The task is to calculate this integral using complex analysis: I know some methods, which involve calculating the integral around half of the circle, also it would be wise to add here $i cos(s^{\frac{1}{2}})$ and then take the real part of the result. But here comes my problem, this function isn't even, so I am unable to move the limit 0 to $-\infty$, which makes it problematic, because integrating over one fourth of the circle involves integrating along the imaginary line, which is not simpler than this.
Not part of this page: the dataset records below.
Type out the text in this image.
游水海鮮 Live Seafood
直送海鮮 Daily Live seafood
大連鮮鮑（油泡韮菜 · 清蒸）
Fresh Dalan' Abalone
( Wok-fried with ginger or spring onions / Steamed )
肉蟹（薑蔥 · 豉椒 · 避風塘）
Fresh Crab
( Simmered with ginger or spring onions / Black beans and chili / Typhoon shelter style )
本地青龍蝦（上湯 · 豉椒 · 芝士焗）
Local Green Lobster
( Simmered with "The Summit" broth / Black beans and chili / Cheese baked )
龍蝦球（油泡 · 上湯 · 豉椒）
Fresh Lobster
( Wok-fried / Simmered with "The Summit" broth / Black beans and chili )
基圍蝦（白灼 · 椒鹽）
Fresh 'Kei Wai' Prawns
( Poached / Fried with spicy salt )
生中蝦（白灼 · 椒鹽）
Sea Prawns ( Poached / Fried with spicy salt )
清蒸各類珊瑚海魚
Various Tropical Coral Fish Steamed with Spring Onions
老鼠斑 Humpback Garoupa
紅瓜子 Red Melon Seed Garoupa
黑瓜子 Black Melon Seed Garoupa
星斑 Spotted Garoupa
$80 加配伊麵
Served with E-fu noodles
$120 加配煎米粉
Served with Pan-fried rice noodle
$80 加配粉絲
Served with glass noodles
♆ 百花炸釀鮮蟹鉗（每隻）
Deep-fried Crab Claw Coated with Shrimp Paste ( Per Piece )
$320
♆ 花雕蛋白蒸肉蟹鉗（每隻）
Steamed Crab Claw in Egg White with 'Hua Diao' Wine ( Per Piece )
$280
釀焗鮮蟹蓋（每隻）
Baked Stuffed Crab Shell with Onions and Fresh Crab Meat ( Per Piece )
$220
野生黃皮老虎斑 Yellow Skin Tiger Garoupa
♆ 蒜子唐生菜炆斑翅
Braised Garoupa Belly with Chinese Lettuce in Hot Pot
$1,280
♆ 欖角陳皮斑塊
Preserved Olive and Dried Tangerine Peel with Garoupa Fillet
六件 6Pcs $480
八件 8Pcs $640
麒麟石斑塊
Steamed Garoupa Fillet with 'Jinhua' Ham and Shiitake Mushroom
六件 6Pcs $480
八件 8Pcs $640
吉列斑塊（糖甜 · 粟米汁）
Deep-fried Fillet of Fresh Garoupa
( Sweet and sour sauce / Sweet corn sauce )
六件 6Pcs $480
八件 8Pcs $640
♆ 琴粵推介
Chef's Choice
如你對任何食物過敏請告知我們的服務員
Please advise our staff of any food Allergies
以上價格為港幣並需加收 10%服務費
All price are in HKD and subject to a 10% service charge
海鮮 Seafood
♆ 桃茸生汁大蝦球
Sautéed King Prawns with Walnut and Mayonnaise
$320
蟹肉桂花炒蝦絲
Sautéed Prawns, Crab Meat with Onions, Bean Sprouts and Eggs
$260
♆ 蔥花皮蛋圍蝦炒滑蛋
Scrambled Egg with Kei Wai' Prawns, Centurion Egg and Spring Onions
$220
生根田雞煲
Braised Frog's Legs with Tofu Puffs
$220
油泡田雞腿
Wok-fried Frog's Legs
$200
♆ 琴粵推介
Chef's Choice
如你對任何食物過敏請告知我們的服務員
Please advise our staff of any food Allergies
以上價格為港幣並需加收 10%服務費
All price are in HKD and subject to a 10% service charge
Any help appreciated.
$$\int_0^{\infty}\frac{\sin(s^{\frac{1}{2}})}{(1+s)^{2}} ds$$
Best Answer
Integrating by parts gives $$\int_0^{\infty}\frac{\sin(\sqrt s)}{(1+s)^{2}} ds=\int_0^\infty \frac{\cos (\sqrt s)}{1+s}\frac{ds}{2\sqrt s}$$ Now substitution $s=x^2$ and the integral become $$\int_0^\infty \frac{\cos x}{1+x^2}dx$$ Since the integrand is an even function and the real part of $e^{ix}$ is $\cos x$ we have the following equality $$\int_0^\infty \frac{\cos x}{1+x^2}dx=\frac12\int_{-\infty}^\infty \frac{e^{ix}}{(x+i)(x-i)}dx$$ Choosing the contour to be the upper semi-plane where only the pole $z=i$ exists for the function $$f(z)=\frac{e^{iz}}{(z+i)(z-i)}$$ Give the integral to be $$\frac12 \cdot 2\pi i \lim_{z\to i} \cdot (z-i)\cdot \text{Res} f(z)=\pi i \lim_{z\to i} \frac{e^{iz}}{z+i} =\pi i \frac{e^{-1}}{2i}=\frac{\pi}{2e}$$